In the late 1960s, Philip Glass and several of his contemporaries—among them Steve Reich, Terry Riley, and La Monte Young—rebelled against the dogma of the academic musical establishment and created with zeal a music that would soon be described as “minimalist.”  Due to its widespread influence in the years since, it is perhaps now difficult to imagine just how radical and innovative this music was for its time.  After decades of esoteric chromatic serialism, the unabashed consonances, steady pulses, and relentless repetition of this new “minimal” music marked a bold departure from the familiar sound-world of the avant-garde.  Additionally, the early music of Glass and his cohorts functioned completely outside of the tradition of conventional dialectical Western music.  Instead, its emphasis was on process and objectivity.  In his 1980 review of the American minimalist movement, Belgian musicologist Wim Mertens characterizes the difference as such:

Traditional dialectical music is representational: the musical form relates to an expressive
content and is a means of creating a growing tension; this is what is usually called the
“musical argument.” But repetitive music is not built around such an “argument”; the work is
non-representational and is no longer a medium for the expression of subjective feelings.

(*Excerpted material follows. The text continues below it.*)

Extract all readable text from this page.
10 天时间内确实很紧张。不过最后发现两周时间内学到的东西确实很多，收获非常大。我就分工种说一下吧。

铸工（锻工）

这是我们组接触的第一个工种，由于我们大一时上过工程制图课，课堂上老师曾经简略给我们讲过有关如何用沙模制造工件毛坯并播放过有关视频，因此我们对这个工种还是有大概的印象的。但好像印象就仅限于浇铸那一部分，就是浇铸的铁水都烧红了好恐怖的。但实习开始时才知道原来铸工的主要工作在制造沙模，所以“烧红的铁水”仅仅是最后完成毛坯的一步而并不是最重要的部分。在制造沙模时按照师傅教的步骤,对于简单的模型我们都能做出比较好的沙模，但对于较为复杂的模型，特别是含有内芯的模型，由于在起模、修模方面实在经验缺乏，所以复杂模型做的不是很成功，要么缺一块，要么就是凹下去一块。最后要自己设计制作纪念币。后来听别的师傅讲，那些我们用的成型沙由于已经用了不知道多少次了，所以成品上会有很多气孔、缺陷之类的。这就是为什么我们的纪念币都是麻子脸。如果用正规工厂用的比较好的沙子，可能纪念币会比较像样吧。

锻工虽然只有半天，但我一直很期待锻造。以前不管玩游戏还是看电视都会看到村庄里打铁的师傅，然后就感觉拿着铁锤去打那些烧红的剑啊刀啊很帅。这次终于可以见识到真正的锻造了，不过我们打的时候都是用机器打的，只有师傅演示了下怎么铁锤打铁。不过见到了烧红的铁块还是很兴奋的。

Mertens is not alone in describing minimalist music in these terms.  Steve Reich’s widely-read 1968 essay “Music As a Gradual Process” outlines the composer’s preference for audible, impersonal processes.  Philip Glass later echoed Reich’s sentiment and suggested that “the listener will therefore need a different approach to listening, without the traditional concepts of recollection and anticipation.  Music must be listened to as a pure sound-event, an act without any dramatic structure.”